The hardest part is the backpropagation, here we go just backwards.
What does this mean exactly?
for clarity:
ls = loss iterator with the size of the output neurons, thats what we need = (output - 1)
wd = weight delta starts on the last index array position = (wnn - 1)
wg = weight gradient = wd
us = neuron steps, we start on the last neuron of the last hidden-layer = (nns - output - 1)
gs = gradient steps = (nns - inputs - 1) because on the FF we start activation on the first hidden neuron
for (int i = dnn, j = nns - 1, ls = output, wd = wnn - 1, wg = wd, us = nns - output - 1, gs = nns - inputs - 1;
i != 0; i--, wd -= u[i + 1] * u[i + 0], us -= u[i], gs -= u[i + 1])

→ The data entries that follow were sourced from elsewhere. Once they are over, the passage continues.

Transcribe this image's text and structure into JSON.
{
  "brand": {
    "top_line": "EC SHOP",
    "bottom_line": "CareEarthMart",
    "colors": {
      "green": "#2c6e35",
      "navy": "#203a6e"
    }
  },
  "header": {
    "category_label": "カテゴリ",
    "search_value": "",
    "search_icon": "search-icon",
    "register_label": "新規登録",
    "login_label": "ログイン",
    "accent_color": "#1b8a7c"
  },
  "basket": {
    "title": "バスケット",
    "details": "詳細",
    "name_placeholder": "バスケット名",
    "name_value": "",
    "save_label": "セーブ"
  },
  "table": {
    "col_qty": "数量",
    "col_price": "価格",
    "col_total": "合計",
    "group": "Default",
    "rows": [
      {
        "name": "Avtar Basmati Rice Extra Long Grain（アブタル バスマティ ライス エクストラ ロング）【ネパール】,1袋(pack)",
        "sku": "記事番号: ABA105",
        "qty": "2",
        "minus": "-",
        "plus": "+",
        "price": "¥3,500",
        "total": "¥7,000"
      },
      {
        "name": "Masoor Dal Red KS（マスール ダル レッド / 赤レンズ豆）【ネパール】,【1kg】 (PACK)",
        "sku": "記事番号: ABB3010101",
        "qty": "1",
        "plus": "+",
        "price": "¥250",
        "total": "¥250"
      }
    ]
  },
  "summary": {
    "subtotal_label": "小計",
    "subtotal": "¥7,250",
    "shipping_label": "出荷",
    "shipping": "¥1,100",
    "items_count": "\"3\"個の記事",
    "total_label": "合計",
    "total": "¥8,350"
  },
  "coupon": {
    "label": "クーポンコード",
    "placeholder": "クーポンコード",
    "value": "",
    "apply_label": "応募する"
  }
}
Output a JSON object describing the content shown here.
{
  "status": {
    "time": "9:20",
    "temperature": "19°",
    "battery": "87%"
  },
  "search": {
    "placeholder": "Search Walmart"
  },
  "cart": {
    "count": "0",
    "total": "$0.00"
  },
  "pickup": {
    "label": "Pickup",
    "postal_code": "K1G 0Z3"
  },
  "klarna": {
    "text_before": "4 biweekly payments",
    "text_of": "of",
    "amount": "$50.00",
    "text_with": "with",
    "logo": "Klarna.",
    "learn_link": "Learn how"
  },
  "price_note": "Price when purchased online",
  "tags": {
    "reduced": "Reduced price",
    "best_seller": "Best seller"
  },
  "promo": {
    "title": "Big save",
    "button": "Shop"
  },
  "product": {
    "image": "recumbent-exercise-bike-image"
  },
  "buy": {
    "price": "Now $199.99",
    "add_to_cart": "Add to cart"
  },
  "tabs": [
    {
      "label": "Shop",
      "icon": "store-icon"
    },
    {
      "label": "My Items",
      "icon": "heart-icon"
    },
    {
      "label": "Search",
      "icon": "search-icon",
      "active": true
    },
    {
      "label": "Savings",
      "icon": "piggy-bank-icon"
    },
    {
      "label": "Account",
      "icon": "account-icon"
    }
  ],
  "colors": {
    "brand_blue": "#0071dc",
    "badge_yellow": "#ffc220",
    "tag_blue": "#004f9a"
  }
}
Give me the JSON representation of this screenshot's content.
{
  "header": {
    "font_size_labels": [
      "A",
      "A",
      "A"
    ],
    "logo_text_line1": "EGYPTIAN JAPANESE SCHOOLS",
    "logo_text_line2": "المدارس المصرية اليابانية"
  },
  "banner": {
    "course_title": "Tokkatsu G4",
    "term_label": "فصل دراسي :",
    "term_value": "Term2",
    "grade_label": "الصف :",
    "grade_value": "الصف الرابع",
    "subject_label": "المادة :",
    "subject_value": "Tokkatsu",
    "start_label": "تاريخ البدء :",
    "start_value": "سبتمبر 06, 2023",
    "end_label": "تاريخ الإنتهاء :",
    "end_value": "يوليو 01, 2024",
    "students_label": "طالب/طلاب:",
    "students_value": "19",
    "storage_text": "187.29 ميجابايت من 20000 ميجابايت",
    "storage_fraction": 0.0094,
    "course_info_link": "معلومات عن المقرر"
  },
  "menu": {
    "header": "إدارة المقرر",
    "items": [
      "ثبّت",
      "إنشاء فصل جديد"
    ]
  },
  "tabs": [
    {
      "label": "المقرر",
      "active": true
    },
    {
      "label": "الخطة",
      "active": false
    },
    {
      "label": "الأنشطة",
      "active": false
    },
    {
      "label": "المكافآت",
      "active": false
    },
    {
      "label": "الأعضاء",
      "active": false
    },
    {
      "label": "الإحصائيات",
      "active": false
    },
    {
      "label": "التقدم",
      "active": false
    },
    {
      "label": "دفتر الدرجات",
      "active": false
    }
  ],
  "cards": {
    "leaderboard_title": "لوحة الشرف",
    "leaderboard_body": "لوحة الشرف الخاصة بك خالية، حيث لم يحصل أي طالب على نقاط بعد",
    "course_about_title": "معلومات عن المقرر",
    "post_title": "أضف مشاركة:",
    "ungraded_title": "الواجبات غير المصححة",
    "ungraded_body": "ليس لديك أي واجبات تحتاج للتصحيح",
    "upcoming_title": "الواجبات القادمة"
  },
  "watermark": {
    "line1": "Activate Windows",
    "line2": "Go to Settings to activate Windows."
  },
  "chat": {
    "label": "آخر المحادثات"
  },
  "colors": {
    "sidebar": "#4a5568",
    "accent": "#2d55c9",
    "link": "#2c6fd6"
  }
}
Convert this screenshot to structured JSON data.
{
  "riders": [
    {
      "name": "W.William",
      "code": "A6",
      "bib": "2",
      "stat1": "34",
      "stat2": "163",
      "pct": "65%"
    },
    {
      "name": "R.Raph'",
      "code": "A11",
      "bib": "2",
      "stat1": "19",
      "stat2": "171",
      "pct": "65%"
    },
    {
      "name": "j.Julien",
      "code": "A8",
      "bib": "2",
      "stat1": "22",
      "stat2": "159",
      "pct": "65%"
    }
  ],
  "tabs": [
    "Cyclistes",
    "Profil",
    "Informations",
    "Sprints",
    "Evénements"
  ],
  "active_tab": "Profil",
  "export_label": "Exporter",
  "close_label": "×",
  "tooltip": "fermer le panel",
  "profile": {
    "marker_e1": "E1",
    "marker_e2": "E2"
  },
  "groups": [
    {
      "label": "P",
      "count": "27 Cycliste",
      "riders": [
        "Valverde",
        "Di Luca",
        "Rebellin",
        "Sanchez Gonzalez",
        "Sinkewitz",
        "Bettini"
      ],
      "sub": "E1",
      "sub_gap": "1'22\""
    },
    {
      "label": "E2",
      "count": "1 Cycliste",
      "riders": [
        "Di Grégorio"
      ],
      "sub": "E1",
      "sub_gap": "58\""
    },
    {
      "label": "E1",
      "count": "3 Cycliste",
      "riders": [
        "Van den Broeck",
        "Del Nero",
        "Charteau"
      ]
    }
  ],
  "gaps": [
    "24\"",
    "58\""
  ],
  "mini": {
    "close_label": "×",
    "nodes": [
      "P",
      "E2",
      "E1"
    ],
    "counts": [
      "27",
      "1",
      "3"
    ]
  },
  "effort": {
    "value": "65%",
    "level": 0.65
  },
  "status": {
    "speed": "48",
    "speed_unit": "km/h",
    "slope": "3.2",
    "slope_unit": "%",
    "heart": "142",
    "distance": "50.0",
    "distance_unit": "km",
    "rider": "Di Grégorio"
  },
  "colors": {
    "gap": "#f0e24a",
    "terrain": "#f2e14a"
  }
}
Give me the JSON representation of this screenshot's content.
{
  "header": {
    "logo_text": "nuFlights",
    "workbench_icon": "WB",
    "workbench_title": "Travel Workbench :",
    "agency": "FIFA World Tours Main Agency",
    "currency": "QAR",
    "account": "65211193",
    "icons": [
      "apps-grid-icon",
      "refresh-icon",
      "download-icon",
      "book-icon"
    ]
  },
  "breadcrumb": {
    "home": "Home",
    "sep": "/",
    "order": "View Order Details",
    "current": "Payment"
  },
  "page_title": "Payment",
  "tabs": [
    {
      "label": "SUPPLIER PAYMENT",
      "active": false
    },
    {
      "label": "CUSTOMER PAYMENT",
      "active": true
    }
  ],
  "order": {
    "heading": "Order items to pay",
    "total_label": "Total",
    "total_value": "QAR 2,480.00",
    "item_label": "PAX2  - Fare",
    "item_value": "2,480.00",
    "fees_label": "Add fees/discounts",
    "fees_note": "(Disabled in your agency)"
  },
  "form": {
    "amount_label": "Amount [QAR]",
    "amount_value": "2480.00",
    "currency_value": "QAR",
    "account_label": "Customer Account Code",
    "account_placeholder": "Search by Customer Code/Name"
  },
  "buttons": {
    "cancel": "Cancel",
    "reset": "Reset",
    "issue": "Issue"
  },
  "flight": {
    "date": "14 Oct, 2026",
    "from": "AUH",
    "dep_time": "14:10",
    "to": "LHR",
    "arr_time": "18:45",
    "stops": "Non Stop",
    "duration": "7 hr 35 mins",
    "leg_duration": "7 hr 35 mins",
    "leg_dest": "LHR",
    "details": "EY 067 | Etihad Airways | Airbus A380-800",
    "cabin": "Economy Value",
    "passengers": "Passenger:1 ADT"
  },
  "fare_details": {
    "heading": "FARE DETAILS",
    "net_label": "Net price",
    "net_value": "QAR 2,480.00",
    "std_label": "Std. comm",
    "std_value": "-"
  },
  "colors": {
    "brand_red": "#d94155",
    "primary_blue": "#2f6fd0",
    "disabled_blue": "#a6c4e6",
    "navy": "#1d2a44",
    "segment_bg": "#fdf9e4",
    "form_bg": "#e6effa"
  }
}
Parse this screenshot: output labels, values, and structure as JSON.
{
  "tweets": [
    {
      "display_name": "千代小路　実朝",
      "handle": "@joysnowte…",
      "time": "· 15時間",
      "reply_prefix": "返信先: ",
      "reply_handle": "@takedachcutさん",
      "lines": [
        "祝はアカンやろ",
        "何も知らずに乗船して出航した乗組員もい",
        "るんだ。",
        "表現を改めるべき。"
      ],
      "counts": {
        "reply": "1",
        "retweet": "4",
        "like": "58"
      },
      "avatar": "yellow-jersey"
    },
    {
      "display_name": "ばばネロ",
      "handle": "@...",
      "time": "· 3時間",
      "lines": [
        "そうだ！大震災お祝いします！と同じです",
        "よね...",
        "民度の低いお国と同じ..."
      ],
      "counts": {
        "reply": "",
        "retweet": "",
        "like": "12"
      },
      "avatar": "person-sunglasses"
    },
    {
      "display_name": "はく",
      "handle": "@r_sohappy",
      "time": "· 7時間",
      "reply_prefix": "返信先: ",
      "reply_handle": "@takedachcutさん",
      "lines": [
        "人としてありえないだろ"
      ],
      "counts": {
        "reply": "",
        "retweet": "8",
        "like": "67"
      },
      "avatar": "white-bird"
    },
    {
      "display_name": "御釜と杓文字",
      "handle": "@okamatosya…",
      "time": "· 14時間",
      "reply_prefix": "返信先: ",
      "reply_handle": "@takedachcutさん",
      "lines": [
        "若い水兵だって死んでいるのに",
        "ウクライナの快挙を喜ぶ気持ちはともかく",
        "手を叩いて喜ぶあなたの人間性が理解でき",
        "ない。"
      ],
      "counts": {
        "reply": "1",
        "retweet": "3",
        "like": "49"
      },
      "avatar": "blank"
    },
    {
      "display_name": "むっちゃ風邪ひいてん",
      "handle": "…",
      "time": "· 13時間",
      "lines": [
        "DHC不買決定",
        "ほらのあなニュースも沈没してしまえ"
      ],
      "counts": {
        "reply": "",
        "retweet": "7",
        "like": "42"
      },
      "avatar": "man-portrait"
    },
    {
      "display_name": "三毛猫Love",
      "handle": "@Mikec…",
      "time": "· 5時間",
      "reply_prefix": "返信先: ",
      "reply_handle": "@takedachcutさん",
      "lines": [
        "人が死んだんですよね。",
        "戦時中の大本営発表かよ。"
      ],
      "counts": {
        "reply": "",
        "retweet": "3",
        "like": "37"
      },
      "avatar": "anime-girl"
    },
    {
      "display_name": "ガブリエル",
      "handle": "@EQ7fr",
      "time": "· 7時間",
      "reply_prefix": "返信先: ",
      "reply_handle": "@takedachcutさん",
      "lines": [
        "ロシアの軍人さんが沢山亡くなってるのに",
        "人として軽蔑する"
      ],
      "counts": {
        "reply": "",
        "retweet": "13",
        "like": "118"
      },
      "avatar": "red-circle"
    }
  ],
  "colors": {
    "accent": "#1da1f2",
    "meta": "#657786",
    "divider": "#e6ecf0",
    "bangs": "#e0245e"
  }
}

for (int k = 0; k != u[i]; k++, j--)
{
float gra = 0;
//--- first check if output or hidden layer
if (i == dnn) // calc output gradient with (t - o)
gra = target[--ls] - neuron[j];
else if(neuron[j] > 0) // calc the gradient for hidden with respect of the derivative for ReLU
for (int n = gs + u[i + 1]; n > gs; n--, wg--)
gra += weight[wg] * gradient[n];
else wg -= u[i + 1]; // substract the skipped iterations
for (int n = us, w = wd - k; n > us - u[i - 1]; w -= u[i], n--)
delta[w] += gra * neuron[n]; // calcs the deltas from the currenct gradient
gradient[j - inputs] = gra;
}
First we check if we are on the output layer and than we calc the gradient with (target - output) and update the deltas for the weights of this gradient. Thats the strongest "just in time" component in this concept, because we dont need more code and resources to handle this operation. If we done with the output, we calc the gradient for the hidden nerurons, and this process ist just the FF with the net variable, but backwards. The loops do not look very attractive, thats true. Instead of the long loops we could use arrays for the steps, that looks sexier, but for the understanding it seems better to show the calc on their place.
Before we finish we need one more step, the weight update. This is easy, the simple way is one loop.
for (int m = 0; m < wnn; m++)
// update weights
Another nice way is to use the FF or BP as a dummy of the 3 loops, remove the calculation and replace them in the n loop with the weight update. With this dummy its possible to update the layer with seperate learning rates, whats seems a nice finetune at the end, or do some other stuff over the neurons.
for (int j = inputs, w = 0, t = 0; i < dnn; i++, t += u[i - 1], w += u[i] * u[i - 1])
for (int k = 0; k < u[i+1]; j++, k++)
for (int n = t; n < t + u[i+1]; n++, m += u[i + 1])
// update weights
Here is a visualisation of the whole process:
Perceptron Concept Visualisation
Hope that helps.
At the end, the understanding of the reference is the key to work with massiv huge networks.
With a good understanding of the indices, its really easy to implement helpful techniques like dropout with nice efficency.
The Python version is only for fun here, the code works hundred times slower than the other versions!